While walking my pup this morning, I looked to the eastern sky. The sun had not fully risen over the horizon yet, and the few clouds that were in the sky were a beautiful orange-ish red with the light of the coming day.
Remembering it was Easter Sunday, and thinking back several decades to the sunrise (son-rise?) services we used to have at my dad’s churches, I had a quick mental flash of what that particular day might have been like few centuries ago.
Specifically, I wondered what I would have been like back then. Had I been a follower, and someone came running up and told me that a man who had been nailed to a tree just three days prior was no longer dead and had risen from his grave, how would I have reacted?
Without the precedent of George Romero, Resident Evil, and The Walking Dead, what would have been my thoughts? A miracle?
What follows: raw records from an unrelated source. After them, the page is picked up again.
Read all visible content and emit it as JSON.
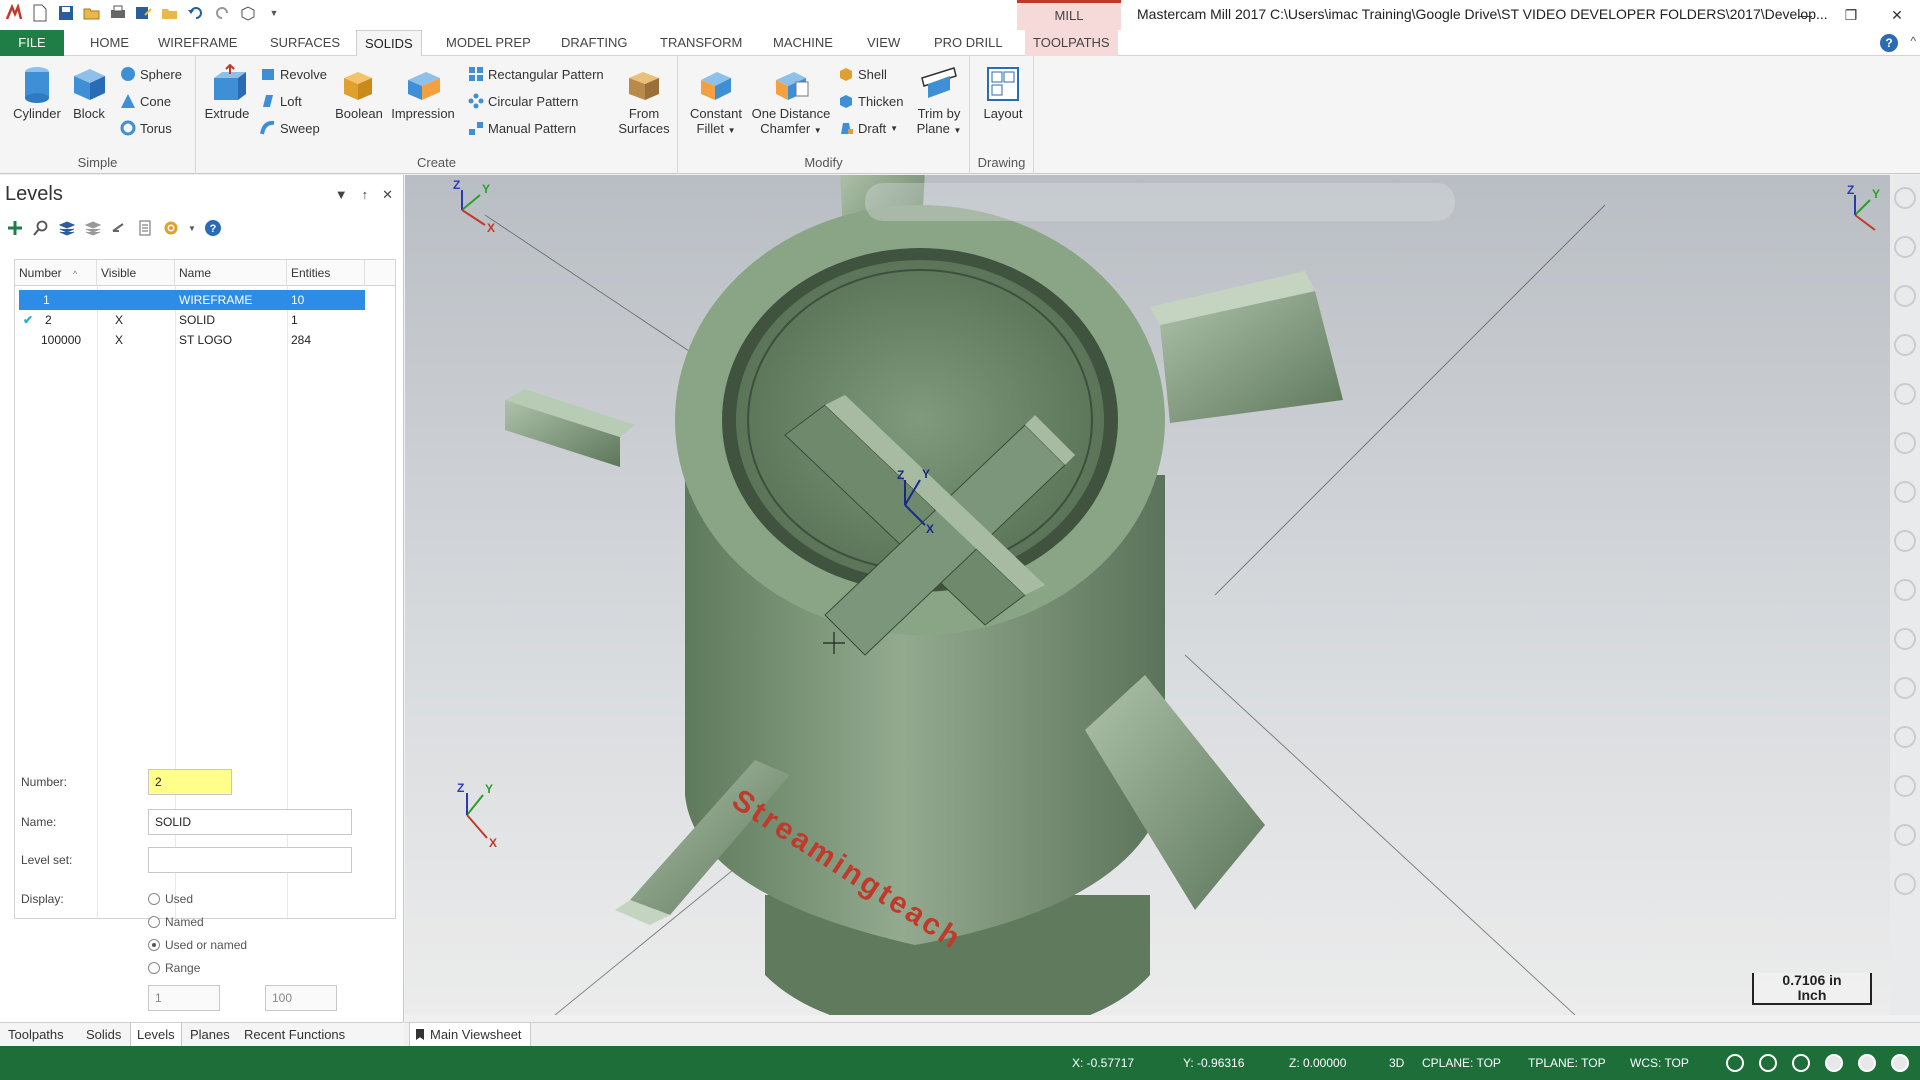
{
  "window": {
    "context_tab": "MILL",
    "title": "Mastercam Mill 2017  C:\\Users\\imac Training\\Google Drive\\ST VIDEO DEVELOPER FOLDERS\\2017\\Develop..."
  },
  "menu": {
    "tabs": [
      "FILE",
      "HOME",
      "WIREFRAME",
      "SURFACES",
      "SOLIDS",
      "MODEL PREP",
      "DRAFTING",
      "TRANSFORM",
      "MACHINE",
      "VIEW",
      "PRO DRILL",
      "TOOLPATHS"
    ],
    "active": "SOLIDS"
  },
  "ribbon": {
    "simple": {
      "label": "Simple",
      "cylinder": "Cylinder",
      "block": "Block",
      "sphere": "Sphere",
      "cone": "Cone",
      "torus": "Torus"
    },
    "create": {
      "label": "Create",
      "extrude": "Extrude",
      "revolve": "Revolve",
      "loft": "Loft",
      "sweep": "Sweep",
      "boolean": "Boolean",
      "impression": "Impression",
      "rect_pattern": "Rectangular Pattern",
      "circ_pattern": "Circular Pattern",
      "manual_pattern": "Manual Pattern",
      "from_surfaces_1": "From",
      "from_surfaces_2": "Surfaces"
    },
    "modify": {
      "label": "Modify",
      "const_fillet_1": "Constant",
      "const_fillet_2": "Fillet",
      "one_dist_1": "One Distance",
      "one_dist_2": "Chamfer",
      "shell": "Shell",
      "thicken": "Thicken",
      "draft": "Draft",
      "trim_1": "Trim by",
      "trim_2": "Plane"
    },
    "drawing": {
      "label": "Drawing",
      "layout": "Layout"
    }
  },
  "levels": {
    "title": "Levels",
    "columns": [
      "Number",
      "Visible",
      "Name",
      "Entities"
    ],
    "rows": [
      {
        "number": "1",
        "visible": "",
        "name": "WIREFRAME",
        "entities": "10"
      },
      {
        "number": "2",
        "visible": "X",
        "name": "SOLID",
        "entities": "1"
      },
      {
        "number": "100000",
        "visible": "X",
        "name": "ST LOGO",
        "entities": "284"
      }
    ],
    "form": {
      "number_label": "Number:",
      "number_value": "2",
      "name_label": "Name:",
      "name_value": "SOLID",
      "levelset_label": "Level set:",
      "levelset_value": "",
      "display_label": "Display:",
      "options": [
        "Used",
        "Named",
        "Used or named",
        "Range"
      ],
      "selected_option": "Used or named",
      "range_from": "1",
      "range_to": "100"
    }
  },
  "bottom_tabs": [
    "Toolpaths",
    "Solids",
    "Levels",
    "Planes",
    "Recent Functions"
  ],
  "active_bottom_tab": "Levels",
  "viewport": {
    "scale_value": "0.7106 in",
    "scale_unit": "Inch",
    "watermark": "Streamingteach"
  },
  "viewsheet": "Main Viewsheet",
  "status": {
    "x": "X:  -0.57717",
    "y": "Y:  -0.96316",
    "z": "Z:  0.00000",
    "mode": "3D",
    "cplane": "CPLANE: TOP",
    "tplane": "TPLANE: TOP",
    "wcs": "WCS: TOP"
  },
  "colors": {
    "accent_green": "#1e7e45",
    "selection_blue": "#2d8ce6",
    "model_green": "#7f9a7c"
  }
}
Crazy talk? Wishful thinking? Excitement? Hope? Realization? Conspiracy?
Given what I know and full-heartedly believe now about Jesus’ resurrection, it’s hard to say how I would have felt if I were a follower back then. I’d like to believe that understanding and acceptance would have been my reaction. I am glad that I am secure now that I don’t have to fear being associated with, and knowing, Christ Jesus. I don’t have to deny Him, nor do I have to flee and hide.
Sadly there are many that do, but I am thankful that I don’t live somewhere that I have to be afraid. I’m not ashamed to say that I am weak, I am a sinner, and I know and accept that Christ died for my sins, and I will live in eternity because I’ve accepted that sacrifice on our behalf. I’m not perfect, and being a Christian doesn’t make me better than anyone else. It just means I have a more exacting standard with which to live my life. But mostly, it means I’m forgiven, and that’s a great feeling this Easter morning.